For the arboretum, it was the worst possible timing. Neighbors upset about damage to White Rock Lake, however, might call it poetic justice.
At the very least, it’s extremely ironic.
The last week and a half has been a whirlwind. Between the Chihuly exhibit opening and the parking mayhem, we’ve probably mentioned the Dallas Arboretum on our website a record number of times. That’s taking into account that on a normal basis, the arboretum probably receives just as much, and possibly more, press from us as anything else we cover.
At this point, perhaps the parking issue is a moot point.
Chris Herron, president of the Emerald Isle Neighborhood Association, was headed to City Hall this afternoon with 7,000-plus signatures urging the Park Department and the Dallas Arboretum to reconsider using grassy areas at Winfrey Point for parking. Before the petition had a chance to be considered, however, the Dallas Arboretum issued a statement stating that it would back down.
Still, there is the issue of what may happen in the future.
The dilemma in this situation, for those of us who aren’t experts on ecosystems, is that it’s hard to know what or whom to believe.
Do we believe the Dallas Arboretum, which told us in last week’s press release that Winfrey Point being an endangered ecosystem “could not be further from the truth,” that “non-native grasses and plants at Winfrey Point need to be kept under control and appropriately mowed or eradicated,” and that “those unfamiliar with the situation are being misled by those with an agenda”?
Or do we believe the neighbors behind the Save Winfrey Point and Pave the Lake websites, who continue to argue that Winfrey Point’s Blackland prairie should be protected, who tug on heart strings with photos of a bird’s nest near the grasslands, and who accuse the city and the Arboretum of conspiring behind the scenes to deflect questions raised about environmental studies?
I’ve been trying to wrap my head around all of this, and to be honest, I’m a bit brain tired. At the end of the day, I don’t know if it matters whether Blackland prairie is an ecosystem worth preserving. The issue for me — and, I would guess, many of you — is that Winfrey Point is part of White Rock Lake Park, and turning parkland into parking isn’t acceptable. Especially in a city where it’s rare for a large swath of green space to be set aside for public enjoyment.

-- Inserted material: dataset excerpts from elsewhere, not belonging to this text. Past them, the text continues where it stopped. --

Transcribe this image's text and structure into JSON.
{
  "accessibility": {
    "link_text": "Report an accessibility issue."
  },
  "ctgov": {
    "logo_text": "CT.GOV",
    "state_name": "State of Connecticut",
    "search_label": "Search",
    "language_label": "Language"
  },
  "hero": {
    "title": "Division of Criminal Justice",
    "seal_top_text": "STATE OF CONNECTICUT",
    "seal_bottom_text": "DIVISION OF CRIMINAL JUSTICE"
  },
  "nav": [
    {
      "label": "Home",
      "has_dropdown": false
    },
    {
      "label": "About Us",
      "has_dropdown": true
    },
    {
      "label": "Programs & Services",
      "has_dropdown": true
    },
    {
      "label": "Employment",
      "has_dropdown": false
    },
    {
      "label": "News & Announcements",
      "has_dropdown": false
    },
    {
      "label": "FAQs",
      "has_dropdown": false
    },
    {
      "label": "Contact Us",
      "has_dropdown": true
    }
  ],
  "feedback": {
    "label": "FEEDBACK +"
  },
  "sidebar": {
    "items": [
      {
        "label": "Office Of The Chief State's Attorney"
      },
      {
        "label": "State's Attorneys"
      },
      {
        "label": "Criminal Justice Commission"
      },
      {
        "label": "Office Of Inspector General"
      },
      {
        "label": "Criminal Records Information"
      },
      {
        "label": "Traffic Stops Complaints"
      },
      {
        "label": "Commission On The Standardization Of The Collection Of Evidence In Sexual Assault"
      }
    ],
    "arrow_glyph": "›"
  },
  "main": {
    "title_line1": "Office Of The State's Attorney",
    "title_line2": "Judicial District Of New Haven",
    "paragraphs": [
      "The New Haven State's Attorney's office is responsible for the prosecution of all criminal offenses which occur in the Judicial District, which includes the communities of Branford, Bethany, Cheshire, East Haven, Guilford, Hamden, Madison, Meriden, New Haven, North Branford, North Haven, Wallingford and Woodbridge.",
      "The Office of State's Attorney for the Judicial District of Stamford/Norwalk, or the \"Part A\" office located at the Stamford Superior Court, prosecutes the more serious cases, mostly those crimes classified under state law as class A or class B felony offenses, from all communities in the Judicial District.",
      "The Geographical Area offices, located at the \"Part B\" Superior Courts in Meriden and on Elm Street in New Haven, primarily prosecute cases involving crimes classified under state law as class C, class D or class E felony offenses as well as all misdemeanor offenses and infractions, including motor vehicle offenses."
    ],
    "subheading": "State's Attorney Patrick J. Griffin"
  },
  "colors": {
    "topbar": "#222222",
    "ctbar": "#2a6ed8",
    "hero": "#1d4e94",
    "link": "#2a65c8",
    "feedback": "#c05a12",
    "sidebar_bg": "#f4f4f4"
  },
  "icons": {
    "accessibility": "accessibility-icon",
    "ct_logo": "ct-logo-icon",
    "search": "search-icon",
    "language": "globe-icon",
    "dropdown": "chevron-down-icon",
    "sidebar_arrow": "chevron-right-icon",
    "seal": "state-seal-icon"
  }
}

It’s important to note that, before the arboretum’s no-mow request today, the city’s approval of using grass at White Rock Lake for parking was only as a temporary overflow parking lot. While the city has conducted a study examining the possibility of a permanent parking lot at Winfrey Point, it’s one of many possibilities, and nothing has been decided, as Christina Hughes Babb pointed out in Monday’s thorough overview of recent events.
My hope is that the Dallas Arboretum and Botanical Garden will continue to live up to its name, that the City of Dallas and its Park and Recreation Department will honor their commitment to our green spaces, and that they, along with White Rock Lake neighbors, will work together to find more creative and appropriate solutions for parking than using our parkland.